Asma Menon hat einen großen Tisch mit Gegenständen gefüllt, die sie für „typisch deutsch“ hält: Räuchermännchen, ein Skatspiel und ein Märchenbuch der Brüder Grimm sind darunter. Die südindische Künstlerin sammelt in Halle Gegenstände für einen nach historischem Vorbild entstehenden Deutschland-Schrank.

„Ich bin zu Leuten nach Hause gegangen und habe mit ihnen über mein Vorhaben gesprochen“, erzählt sie. Zahlreiche Tipps habe sie bekommen. Dann ging es ans Sammeln. Zunächst seien ihr Dinge des Alltags aufgefallen, die anders sind als in Indien, das Brot beispielsweise oder Früchte wie Kirschen. Symbolisch hat sie Nachbildungen besorgt. Einen Einblick in die Flora gibt sie mittels eines Fächers aus dem Buchladen, der mitteleuropäische Baumarten vorstellt. Dann sind da Zwiebelmuster-Teller ebenso wie ein buntes Papp-Osterei, ein Beethoven-Puzzle und ein Segelschiff in der Flasche, usw. Auch ein evangelisch-lutherisches Kirchengesangbuch und ein Relief mit Dürers betenden Händen gehören zur Sammlung.

Doch was soll das Ganze? 300 Jahre ist es her, dass von den Franckeschen Stiftungen zu Halle die sogenannte Dänisch-Hallesche Mission nach Südindien ausging. Die Missionare um Bartholomäus Ziegenbalg erforschten neben ihrer Missionstätigkeit auch Sprache, Religion, Natur und Gesellschaft. Typische Gegenstände, die sie nach Halle brachten, und ihre authentischen Berichte fanden Platz im Indien-Schrank in der Kunst- und Naturalienkammer der Franckeschen Stiftungen. „Der zeigt aber nur die Wahrnehmung Indiens aus Sicht der Missionare. Wie umgekehrt indische Reisende Deutschland und Europa wahrnahmen, bleibt unbeantwortet“, sagt Thomas Müller-Bahlke, Direktor der Franckeschen Stiftungen.
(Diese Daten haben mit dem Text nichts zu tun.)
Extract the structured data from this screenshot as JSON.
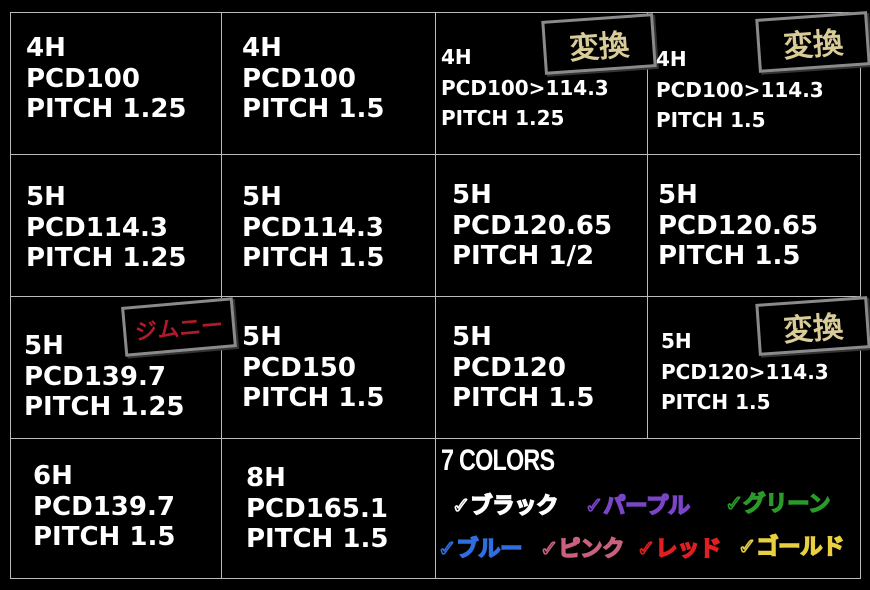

Dieser Einseitigkeit wird nun mit Asma Menons Sammel-Projekt entgegengetreten. „Wenn man wie ich allein sammelt, ist das natürlich ein ganz anderer Ansatz, als bei der Sammlung in den Franckeschen Stiftungen, wo Dutzende Missionare einen Beitrag für den Indien-Schrank geleistet haben“, sagt die Künstlerin. Ihre Sammlung soll Platz im Ziegenbalg-Haus im südindischen Tharangambadi in einem Deutschland-Schrank finden, der sich als Gegenstück zum Indien-Schrank in Halle versteht. Sogar Bauzeichnungen des barocken Vorbild-Schrankes werden angefertigt, damit der Schrank in Indien nachgebaut werden kann. Das ehemalige Ziegenbalg-Haus ist gemeinsam mit den Franckeschen Stiftungen in den letzten Jahren als Museum für interkulturellen Dialog wieder-belebt worden.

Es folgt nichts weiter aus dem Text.